If you ask me, commercials in general are stupid. The basic function of commercials is to make us buy too much of things we don't need in the first place. A pretty stupid way to do business. Except it works, thanks to the unbridled stupidity of the TV audience itself.

All of that being said, I am about to nominate the stupidest commercial of the year.

Not an easy thing to do, since there is such a large field of potential winners.

Nevertheless -the envelope, please--the winner is the "Coach, Coach" commercials for Coors' Lite Ice, or whatever the product is called. It is such an insult to human intelligence, I can't even remember the exact product it's selling.

In general, beer commercials are the most vacuous, lame-brained, flat, insipid, stale, jejune, dead from the mouth up testimonials to the light-headiness of its intended consumers. One of the ten greatest achievements of the Age of Stupidity is the way they have convinced so many Americans that the so-called best beers are actually the worst tasting, all lite beers being at the bottom of the barrel. The best beers, in case you haven't noticed, don't advertise on TV.

One of the thrilling dramas on commercial TV over the years has been the rivalry between Bud and Miller. It has hit a new low this season with a Miller commercial showing a Dalmatian jumping from the Clydesdale Bud beer wagon to a Miller Lite truck. The idea, I suppose, is dogs prefer Miller to Bud. It begs the question what do dogs really know about beer, anyway?

Still that is highbrow stuff compared to the "Coach, Coach" series.

Everybody who watches TV football games knows this message by heart. It's the one where a current NFL coach or legend is holding a locker room press conference and is being quizzed by members of the Coors' Nation.

"Coach, coach, what do you think ... "

While hoisting his can of Coors, he then utters a question out of left field.

The coach looks like a deer caught in the headlights. He is staggered, presumably by the absolute stupidity of the question. To call it a non sequitor gives non-sequitors a bad name.

You would think the coach would be smart enough to ignore such a question. After all, coaches are surrounded by college graduates all the time in their locker rooms, some of whom might not be the sharpest pencils in the drawer.

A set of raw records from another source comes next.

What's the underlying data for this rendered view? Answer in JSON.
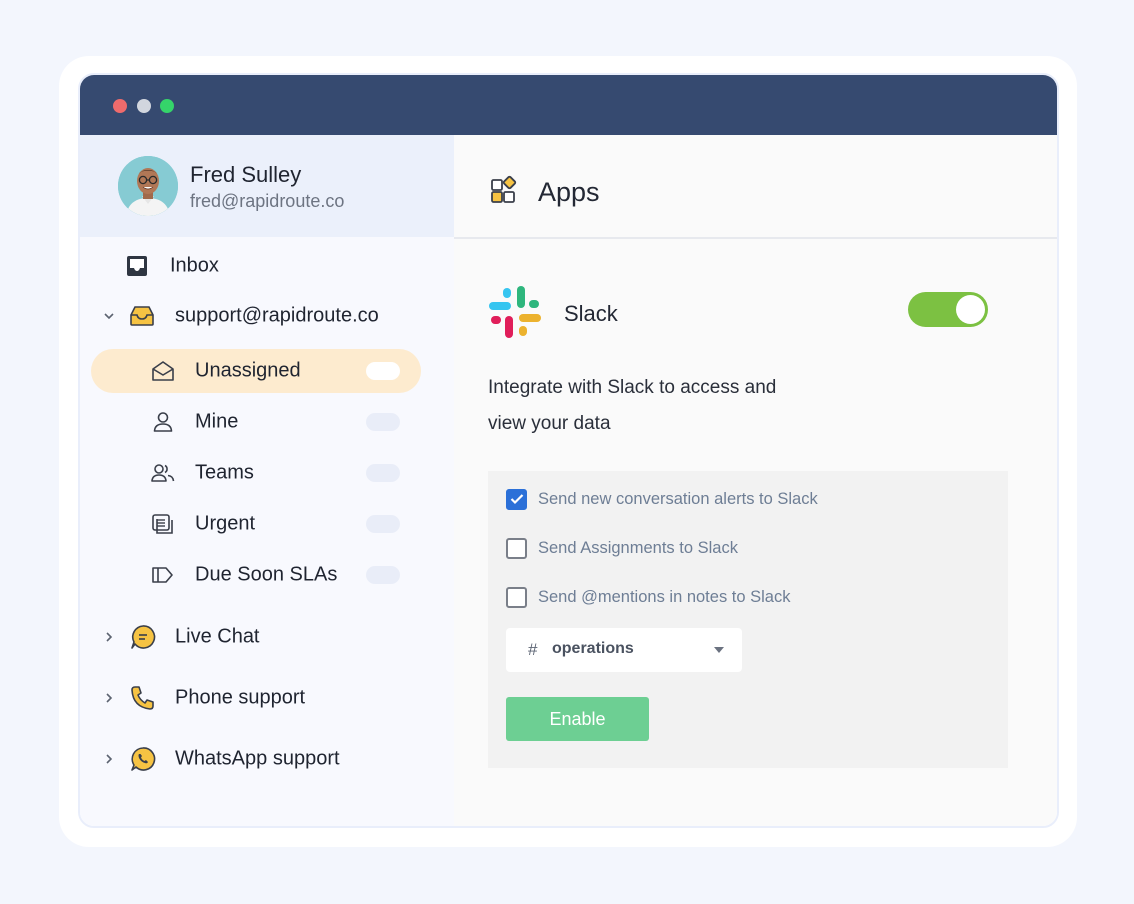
{
  "window": {
    "controls": [
      "close",
      "minimize",
      "maximize"
    ]
  },
  "profile": {
    "name": "Fred Sulley",
    "email": "fred@rapidroute.co"
  },
  "sidebar": {
    "inbox_label": "Inbox",
    "mailbox_label": "support@rapidroute.co",
    "sub_items": [
      {
        "label": "Unassigned",
        "icon": "envelope-open-icon",
        "active": true
      },
      {
        "label": "Mine",
        "icon": "person-icon"
      },
      {
        "label": "Teams",
        "icon": "people-icon"
      },
      {
        "label": "Urgent",
        "icon": "stacked-cards-icon"
      },
      {
        "label": "Due Soon SLAs",
        "icon": "tag-icon"
      }
    ],
    "channels": [
      {
        "label": "Live Chat",
        "icon": "chat-bubble-icon"
      },
      {
        "label": "Phone support",
        "icon": "phone-icon"
      },
      {
        "label": "WhatsApp support",
        "icon": "whatsapp-icon"
      }
    ]
  },
  "main": {
    "title": "Apps",
    "integration": {
      "name": "Slack",
      "enabled": true,
      "description_line1": "Integrate with Slack to access and",
      "description_line2": "view your data"
    },
    "options": [
      {
        "label": "Send new conversation alerts to Slack",
        "checked": true
      },
      {
        "label": "Send Assignments to Slack",
        "checked": false
      },
      {
        "label": "Send @mentions in notes to Slack",
        "checked": false
      }
    ],
    "channel_select": {
      "prefix": "#",
      "value": "operations"
    },
    "enable_button": "Enable"
  },
  "colors": {
    "titlebar": "#364a70",
    "toggle_on": "#7cc142",
    "enable_button": "#6dcf93",
    "checkbox_checked": "#2b70d8",
    "active_item": "#fdebcf"
  }
}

But, no, he gives a non sequitor answer, which is even dumber than the original question.

At first, I found the "Coach, Coach" entertaining, a welcome break from the non-stop hot air being emitted by the nation's leading gridiron gasbag, John Madden, who never shuts up on "NBC Sunday Night Football." Any commercial, no matter how stupid, would be enjoyable during the pause for a few brief words from the sponsors, a pause which often seems long enough to run out of the house and get an oil change at the neighborhood Jiffy Lube. These commercial breaks themselves are especially stupid in terms of the game itself, making the players stand around, cool down, and lose "their momentum," as Madden would say, if he wasn't a tool of the football establishment.

But the "Coach, Coach" series is getting more and more stupid as they make new ones, plumbing previously unexplored depths of ignorance. How dumbeth can you get? Stay tuned.

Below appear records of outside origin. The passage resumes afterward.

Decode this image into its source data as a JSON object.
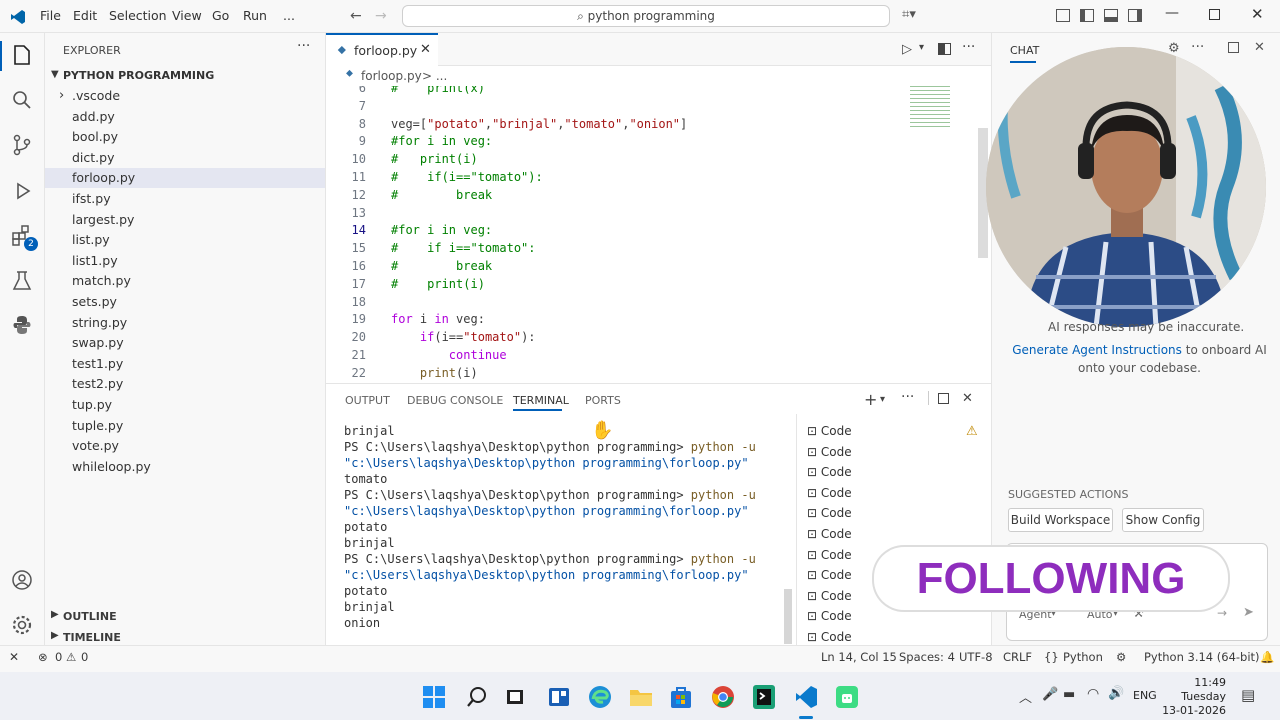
{
  "menu": [
    "File",
    "Edit",
    "Selection",
    "View",
    "Go",
    "Run",
    "..."
  ],
  "search": {
    "text": "python programming"
  },
  "explorer": {
    "title": "EXPLORER",
    "folder": "PYTHON PROGRAMMING",
    "items": [
      ".vscode",
      "add.py",
      "bool.py",
      "dict.py",
      "forloop.py",
      "ifst.py",
      "largest.py",
      "list.py",
      "list1.py",
      "match.py",
      "sets.py",
      "string.py",
      "swap.py",
      "test1.py",
      "test2.py",
      "tup.py",
      "tuple.py",
      "vote.py",
      "whileloop.py"
    ],
    "selected": "forloop.py",
    "outline": "OUTLINE",
    "timeline": "TIMELINE"
  },
  "activity_badge": "2",
  "editor": {
    "tab": "forloop.py",
    "breadcrumb_file": "forloop.py",
    "breadcrumb_rest": "> ...",
    "lines": [
      {
        "n": "6",
        "text": "#    print(x)"
      },
      {
        "n": "7",
        "text": ""
      },
      {
        "n": "8",
        "text": "veg=[\"potato\",\"brinjal\",\"tomato\",\"onion\"]"
      },
      {
        "n": "9",
        "text": "#for i in veg:"
      },
      {
        "n": "10",
        "text": "#   print(i)"
      },
      {
        "n": "11",
        "text": "#    if(i==\"tomato\"):"
      },
      {
        "n": "12",
        "text": "#        break"
      },
      {
        "n": "13",
        "text": ""
      },
      {
        "n": "14",
        "text": "#for i in veg:"
      },
      {
        "n": "15",
        "text": "#    if i==\"tomato\":"
      },
      {
        "n": "16",
        "text": "#        break"
      },
      {
        "n": "17",
        "text": "#    print(i)"
      },
      {
        "n": "18",
        "text": ""
      },
      {
        "n": "19",
        "text": "for i in veg:"
      },
      {
        "n": "20",
        "text": "    if(i==\"tomato\"):"
      },
      {
        "n": "21",
        "text": "        continue"
      },
      {
        "n": "22",
        "text": "    print(i)"
      }
    ]
  },
  "panel": {
    "tabs": [
      "OUTPUT",
      "DEBUG CONSOLE",
      "TERMINAL",
      "PORTS"
    ],
    "active": "TERMINAL",
    "terminal_lines": [
      {
        "text": "brinjal",
        "kind": "out"
      },
      {
        "prompt": "PS C:\\Users\\laqshya\\Desktop\\python programming> ",
        "cmd": "python -u",
        "kind": "cmd"
      },
      {
        "text": "\"c:\\Users\\laqshya\\Desktop\\python programming\\forloop.py\"",
        "kind": "path"
      },
      {
        "text": "tomato",
        "kind": "out"
      },
      {
        "prompt": "PS C:\\Users\\laqshya\\Desktop\\python programming> ",
        "cmd": "python -u",
        "kind": "cmd"
      },
      {
        "text": "\"c:\\Users\\laqshya\\Desktop\\python programming\\forloop.py\"",
        "kind": "path"
      },
      {
        "text": "potato",
        "kind": "out"
      },
      {
        "text": "brinjal",
        "kind": "out"
      },
      {
        "prompt": "PS C:\\Users\\laqshya\\Desktop\\python programming> ",
        "cmd": "python -u",
        "kind": "cmd"
      },
      {
        "text": "\"c:\\Users\\laqshya\\Desktop\\python programming\\forloop.py\"",
        "kind": "path"
      },
      {
        "text": "potato",
        "kind": "out"
      },
      {
        "text": "brinjal",
        "kind": "out"
      },
      {
        "text": "onion",
        "kind": "out"
      }
    ],
    "terminal_entries": [
      "Code",
      "Code",
      "Code",
      "Code",
      "Code",
      "Code",
      "Code",
      "Code",
      "Code",
      "Code",
      "Code"
    ]
  },
  "chat": {
    "title": "CHAT",
    "disclaimer": "AI responses may be inaccurate.",
    "link": "Generate Agent Instructions",
    "link_rest": "to onboard AI onto your codebase.",
    "suggested_title": "SUGGESTED ACTIONS",
    "actions": [
      "Build Workspace",
      "Show Config"
    ],
    "agent": "Agent",
    "model": "Auto"
  },
  "overlay": "FOLLOWING",
  "status": {
    "errors": "0",
    "warnings": "0",
    "position": "Ln 14, Col 15",
    "spaces": "Spaces: 4",
    "encoding": "UTF-8",
    "eol": "CRLF",
    "language": "Python",
    "interpreter": "Python 3.14 (64-bit)"
  },
  "taskbar": {
    "lang": "ENG",
    "time": "11:49",
    "day": "Tuesday",
    "date": "13-01-2026"
  }
}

The "Coach, Coach" commercials defame the nation's NFL coaches. It seems to say the coaches are just as stupid as the Coors drinkers in the locker room. An impossible thing to do but the commercial does it anyway.

So far this season, Dennis Green, coach of the Arizona Cardinals and the legendary former Dallas Cowboys' coach Bill Parcells are in the Coaches Hall of Shame. Bill Walsh of the Super Bowl 49ers handled the chores before his death.

How should the coaches be answering these inquisitors? I leave it to their quick-witted streams of conscious. But why doesn't some coach give the fans a real non sequitor, say something like, "Why does Coors have to taste like horse piss?"